6

How would I go about resolving this in C#?

I have a line segment (great circle distance) defined by two Lon-Lat pairs (call them points A and B). A third point somewhere on the Earth sphere.

The line segment closes the shortest distance between A and B. Third Lon-Lat pair is the point C.

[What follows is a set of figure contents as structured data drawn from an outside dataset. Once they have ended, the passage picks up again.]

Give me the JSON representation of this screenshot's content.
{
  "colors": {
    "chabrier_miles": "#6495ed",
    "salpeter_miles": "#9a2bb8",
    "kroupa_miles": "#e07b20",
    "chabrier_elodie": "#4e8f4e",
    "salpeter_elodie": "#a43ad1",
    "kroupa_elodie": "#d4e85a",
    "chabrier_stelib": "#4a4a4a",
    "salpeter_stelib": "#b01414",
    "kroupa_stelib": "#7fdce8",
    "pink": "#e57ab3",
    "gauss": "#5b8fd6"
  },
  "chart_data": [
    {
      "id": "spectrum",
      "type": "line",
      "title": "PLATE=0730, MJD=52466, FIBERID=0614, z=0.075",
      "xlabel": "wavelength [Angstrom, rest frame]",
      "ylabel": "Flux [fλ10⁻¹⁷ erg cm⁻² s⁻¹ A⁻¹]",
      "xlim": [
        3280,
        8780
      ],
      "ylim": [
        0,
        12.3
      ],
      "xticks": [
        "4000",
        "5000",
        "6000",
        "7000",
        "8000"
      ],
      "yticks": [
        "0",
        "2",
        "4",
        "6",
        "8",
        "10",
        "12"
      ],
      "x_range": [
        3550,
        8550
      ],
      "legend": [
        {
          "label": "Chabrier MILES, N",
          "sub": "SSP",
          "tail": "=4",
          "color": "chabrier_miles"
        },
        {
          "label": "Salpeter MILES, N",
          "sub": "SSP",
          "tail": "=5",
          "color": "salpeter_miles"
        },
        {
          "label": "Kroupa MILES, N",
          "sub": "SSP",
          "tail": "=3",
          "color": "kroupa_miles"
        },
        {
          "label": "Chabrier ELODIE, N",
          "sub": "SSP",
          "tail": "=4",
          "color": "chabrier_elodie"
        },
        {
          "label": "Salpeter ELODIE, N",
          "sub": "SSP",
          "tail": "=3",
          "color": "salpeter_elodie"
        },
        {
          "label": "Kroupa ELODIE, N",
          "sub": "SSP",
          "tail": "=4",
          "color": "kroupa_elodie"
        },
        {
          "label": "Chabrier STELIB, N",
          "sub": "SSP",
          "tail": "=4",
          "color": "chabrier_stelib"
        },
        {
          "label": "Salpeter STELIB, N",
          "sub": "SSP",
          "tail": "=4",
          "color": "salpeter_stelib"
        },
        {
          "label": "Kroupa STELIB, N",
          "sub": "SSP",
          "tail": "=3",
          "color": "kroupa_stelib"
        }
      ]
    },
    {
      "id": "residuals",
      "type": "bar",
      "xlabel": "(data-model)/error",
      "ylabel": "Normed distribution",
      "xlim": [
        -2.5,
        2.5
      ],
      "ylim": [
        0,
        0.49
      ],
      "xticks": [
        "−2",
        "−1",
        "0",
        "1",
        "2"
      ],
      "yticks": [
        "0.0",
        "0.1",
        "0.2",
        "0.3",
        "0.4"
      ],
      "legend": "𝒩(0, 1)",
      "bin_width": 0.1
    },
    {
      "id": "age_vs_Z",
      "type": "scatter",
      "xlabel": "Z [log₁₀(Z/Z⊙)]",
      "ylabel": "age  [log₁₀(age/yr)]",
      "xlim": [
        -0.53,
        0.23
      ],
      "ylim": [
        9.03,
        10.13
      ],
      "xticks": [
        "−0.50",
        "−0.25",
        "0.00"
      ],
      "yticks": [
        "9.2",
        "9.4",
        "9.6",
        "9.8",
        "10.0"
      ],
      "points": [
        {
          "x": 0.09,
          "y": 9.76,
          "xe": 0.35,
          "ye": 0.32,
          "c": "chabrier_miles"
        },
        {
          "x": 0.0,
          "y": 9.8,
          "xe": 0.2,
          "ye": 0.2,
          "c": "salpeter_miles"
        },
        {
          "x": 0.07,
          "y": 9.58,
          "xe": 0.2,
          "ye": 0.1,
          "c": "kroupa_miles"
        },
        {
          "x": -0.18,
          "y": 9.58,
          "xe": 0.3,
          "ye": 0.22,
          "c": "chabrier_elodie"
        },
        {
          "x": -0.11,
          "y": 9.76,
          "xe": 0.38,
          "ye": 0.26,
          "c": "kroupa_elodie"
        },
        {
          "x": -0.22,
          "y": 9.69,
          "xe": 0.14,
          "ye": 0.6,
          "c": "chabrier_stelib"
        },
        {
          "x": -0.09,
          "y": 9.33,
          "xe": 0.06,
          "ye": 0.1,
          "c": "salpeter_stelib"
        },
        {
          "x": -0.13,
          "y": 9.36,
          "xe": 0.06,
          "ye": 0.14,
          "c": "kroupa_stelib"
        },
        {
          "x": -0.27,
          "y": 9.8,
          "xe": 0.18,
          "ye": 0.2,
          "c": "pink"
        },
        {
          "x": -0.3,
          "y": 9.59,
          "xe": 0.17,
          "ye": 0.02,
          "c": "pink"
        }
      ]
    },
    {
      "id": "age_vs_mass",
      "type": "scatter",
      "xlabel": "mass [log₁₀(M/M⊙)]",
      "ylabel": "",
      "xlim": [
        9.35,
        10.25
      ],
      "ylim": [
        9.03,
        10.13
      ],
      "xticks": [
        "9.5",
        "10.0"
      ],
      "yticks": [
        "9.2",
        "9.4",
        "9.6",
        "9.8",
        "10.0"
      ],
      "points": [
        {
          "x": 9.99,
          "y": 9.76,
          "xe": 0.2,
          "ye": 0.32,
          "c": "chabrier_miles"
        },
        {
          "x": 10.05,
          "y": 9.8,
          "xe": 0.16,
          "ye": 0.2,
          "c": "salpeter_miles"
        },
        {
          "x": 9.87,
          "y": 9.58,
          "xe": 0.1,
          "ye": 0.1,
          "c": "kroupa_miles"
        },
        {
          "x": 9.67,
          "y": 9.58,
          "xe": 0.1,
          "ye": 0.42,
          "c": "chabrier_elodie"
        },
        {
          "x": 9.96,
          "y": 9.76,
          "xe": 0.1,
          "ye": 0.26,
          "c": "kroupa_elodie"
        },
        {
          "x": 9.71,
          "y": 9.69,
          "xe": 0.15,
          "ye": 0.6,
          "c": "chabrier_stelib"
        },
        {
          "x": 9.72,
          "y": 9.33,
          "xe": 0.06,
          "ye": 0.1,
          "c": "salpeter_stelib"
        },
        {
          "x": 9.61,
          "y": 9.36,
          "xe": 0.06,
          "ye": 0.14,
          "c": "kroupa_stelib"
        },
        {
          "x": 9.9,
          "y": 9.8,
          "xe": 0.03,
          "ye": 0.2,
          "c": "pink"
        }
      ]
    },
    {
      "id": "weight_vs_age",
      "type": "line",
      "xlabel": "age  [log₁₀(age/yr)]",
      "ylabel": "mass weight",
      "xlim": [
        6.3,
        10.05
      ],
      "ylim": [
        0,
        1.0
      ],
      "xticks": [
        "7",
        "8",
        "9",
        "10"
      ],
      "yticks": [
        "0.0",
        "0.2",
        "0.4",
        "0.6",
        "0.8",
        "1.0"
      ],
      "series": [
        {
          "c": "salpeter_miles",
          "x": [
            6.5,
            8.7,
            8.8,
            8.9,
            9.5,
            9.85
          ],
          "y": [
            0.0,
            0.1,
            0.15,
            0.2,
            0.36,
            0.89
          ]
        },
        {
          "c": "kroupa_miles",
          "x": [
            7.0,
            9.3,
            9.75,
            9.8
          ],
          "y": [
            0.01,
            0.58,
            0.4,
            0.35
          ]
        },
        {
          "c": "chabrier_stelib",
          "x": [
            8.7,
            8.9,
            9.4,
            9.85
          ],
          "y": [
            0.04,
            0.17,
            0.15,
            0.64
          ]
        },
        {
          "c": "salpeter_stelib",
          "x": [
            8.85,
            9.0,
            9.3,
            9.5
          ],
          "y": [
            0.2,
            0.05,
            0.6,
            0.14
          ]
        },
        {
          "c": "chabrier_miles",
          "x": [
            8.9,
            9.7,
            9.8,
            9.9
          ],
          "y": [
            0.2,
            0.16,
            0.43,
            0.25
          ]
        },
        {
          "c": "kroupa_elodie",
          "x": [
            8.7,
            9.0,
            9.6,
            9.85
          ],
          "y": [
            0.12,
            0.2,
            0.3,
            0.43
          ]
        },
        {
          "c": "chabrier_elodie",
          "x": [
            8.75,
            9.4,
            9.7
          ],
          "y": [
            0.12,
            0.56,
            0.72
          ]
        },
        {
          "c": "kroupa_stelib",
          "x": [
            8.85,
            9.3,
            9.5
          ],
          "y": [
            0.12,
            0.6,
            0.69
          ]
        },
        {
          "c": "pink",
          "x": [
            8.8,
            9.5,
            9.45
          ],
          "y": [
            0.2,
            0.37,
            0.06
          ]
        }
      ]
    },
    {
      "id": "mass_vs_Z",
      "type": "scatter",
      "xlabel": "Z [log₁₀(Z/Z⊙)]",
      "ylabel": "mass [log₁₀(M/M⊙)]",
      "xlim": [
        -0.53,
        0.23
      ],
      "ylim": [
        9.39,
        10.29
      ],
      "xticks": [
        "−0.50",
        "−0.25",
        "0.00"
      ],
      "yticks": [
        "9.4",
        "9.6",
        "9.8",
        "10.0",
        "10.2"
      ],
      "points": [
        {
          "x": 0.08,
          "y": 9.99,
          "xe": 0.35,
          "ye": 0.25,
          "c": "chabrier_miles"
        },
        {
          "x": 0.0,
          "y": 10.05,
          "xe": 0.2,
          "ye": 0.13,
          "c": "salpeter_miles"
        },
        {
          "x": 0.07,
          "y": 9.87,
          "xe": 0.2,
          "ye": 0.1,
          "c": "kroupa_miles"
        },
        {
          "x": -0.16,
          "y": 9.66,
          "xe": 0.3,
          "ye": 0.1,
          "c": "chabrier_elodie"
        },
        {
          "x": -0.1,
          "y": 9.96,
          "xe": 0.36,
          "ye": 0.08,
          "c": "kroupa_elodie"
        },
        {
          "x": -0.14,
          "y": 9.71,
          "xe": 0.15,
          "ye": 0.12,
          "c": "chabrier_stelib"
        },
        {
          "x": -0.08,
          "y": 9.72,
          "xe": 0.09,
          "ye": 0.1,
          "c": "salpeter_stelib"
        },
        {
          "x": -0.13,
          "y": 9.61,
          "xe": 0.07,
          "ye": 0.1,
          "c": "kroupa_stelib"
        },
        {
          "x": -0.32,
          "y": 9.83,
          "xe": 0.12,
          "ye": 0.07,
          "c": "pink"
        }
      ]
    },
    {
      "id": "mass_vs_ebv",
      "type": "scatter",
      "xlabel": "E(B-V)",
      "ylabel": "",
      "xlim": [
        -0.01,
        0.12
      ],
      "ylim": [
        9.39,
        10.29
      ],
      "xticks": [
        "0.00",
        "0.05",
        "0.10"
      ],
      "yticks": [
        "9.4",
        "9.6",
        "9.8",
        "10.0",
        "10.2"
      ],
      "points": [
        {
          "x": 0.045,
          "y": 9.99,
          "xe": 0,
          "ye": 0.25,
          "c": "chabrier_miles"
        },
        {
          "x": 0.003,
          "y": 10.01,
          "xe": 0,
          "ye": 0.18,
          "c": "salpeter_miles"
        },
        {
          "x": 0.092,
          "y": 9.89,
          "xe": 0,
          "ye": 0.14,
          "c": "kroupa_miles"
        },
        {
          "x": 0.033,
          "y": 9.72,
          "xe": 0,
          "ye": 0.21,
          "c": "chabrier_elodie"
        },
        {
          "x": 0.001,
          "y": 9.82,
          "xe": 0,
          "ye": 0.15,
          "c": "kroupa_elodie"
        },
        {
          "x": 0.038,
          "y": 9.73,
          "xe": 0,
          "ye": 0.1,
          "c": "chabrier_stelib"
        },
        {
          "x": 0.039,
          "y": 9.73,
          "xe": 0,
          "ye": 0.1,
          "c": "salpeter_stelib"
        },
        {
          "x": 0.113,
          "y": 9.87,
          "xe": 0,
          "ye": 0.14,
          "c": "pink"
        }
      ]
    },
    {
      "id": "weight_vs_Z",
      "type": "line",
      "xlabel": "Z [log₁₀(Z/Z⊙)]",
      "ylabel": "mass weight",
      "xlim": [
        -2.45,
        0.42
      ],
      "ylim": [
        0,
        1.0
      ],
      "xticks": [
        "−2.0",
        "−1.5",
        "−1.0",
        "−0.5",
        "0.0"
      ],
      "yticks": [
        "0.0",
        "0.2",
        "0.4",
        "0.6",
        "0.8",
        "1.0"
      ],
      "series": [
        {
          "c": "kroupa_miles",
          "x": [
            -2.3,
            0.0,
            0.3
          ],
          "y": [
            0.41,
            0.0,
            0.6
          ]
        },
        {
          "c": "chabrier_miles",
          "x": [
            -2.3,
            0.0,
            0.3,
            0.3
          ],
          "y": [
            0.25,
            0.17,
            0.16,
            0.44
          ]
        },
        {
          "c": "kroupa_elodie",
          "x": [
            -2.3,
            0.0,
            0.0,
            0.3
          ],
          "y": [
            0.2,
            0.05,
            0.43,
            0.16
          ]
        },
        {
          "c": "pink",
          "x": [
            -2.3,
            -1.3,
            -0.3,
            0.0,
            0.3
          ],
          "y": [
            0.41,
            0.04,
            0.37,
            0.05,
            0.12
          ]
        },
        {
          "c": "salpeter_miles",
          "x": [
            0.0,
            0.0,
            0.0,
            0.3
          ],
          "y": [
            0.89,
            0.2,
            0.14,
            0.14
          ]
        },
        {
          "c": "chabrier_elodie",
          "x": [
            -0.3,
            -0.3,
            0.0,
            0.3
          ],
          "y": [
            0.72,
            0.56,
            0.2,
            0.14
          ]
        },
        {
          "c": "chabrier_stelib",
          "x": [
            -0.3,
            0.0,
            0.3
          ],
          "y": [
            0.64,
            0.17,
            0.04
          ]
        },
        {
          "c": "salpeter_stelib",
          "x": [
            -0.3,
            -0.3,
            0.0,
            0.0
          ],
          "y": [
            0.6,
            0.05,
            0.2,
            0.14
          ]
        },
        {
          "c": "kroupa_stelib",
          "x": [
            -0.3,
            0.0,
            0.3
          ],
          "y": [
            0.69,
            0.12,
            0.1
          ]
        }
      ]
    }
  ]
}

How do I calculate the distance between the point C, and the closest point on the AB segment?

EDIT:
In fact, I am looking for an algorithm to find the spherical distance between an arbitrary point C and a geodesic segment AB.

What i have for now:

public static float DistanceInKilometres(PointF A, PointF B, PointF C)
{
    var d13 = Haversine_KM_F(A, C);
    var R = 3961.3;
    var brng12 = Bearing(A, B);
    var brng13 = Bearing(A, C);
    var dXt = Math.Asin(Math.Sin(d13 / R) * Math.Sin(brng13 - brng12)) * R;
    return (float)dXt;
}

public static Double Bearing(PointF coordinate1, PointF coordinate2)
{
    var latitude1 = coordinate1.Y.ToRadian();
    var latitude2 = coordinate2.Y.ToRadian();
    var longitudeDifference = (coordinate2.X - coordinate1.X).ToRadian();
    var y = Math.Sin(longitudeDifference) * Math.Cos(latitude2);
    var x = Math.Cos(latitude1) * Math.Sin(latitude2) -
    Math.Sin(latitude1) * Math.Cos(latitude2) * Math.Cos(longitudeDifference);
    return (Math.Atan2(y, x).ToDegree() + 360) % 360;
}

private static float ToRadian(this float angle)
{
    return (float)(Math.PI * angle / 180.0);
}

private static float ToDegree(this float angle)
{
  return (float)(Math.PI * angle / 180.0);
}
6
  • Can you please elaborate on "this"?
    – CaptDragon
    Commented Apr 11, 2012 at 15:06
  • Hope I'm being clear.
    – JJ_Jason
    Commented Apr 11, 2012 at 15:15
  • I'm afraid it's not clear at all, JJ. Are you looking for an algorithm to find the spherical distance between an arbitrary point C and a geodesic segment AB?
    – whuber
    Commented Apr 11, 2012 at 16:15
  • Yes, exactly that.
    – JJ_Jason
    Commented Apr 12, 2012 at 9:06
  • Is that the same as this question? Commented Apr 12, 2012 at 19:33

1 Answer 1

4

The more general problem, posed for an ellipsoid of revolution, is considered in Section 8 of

http://arxiv.org/abs/1109.4448v2

This gives solutions of the interception problem (the problem at hand) and the intersection problem using the ellipsoidal gnomonic projection. The same technique will apply to a sphere, of course.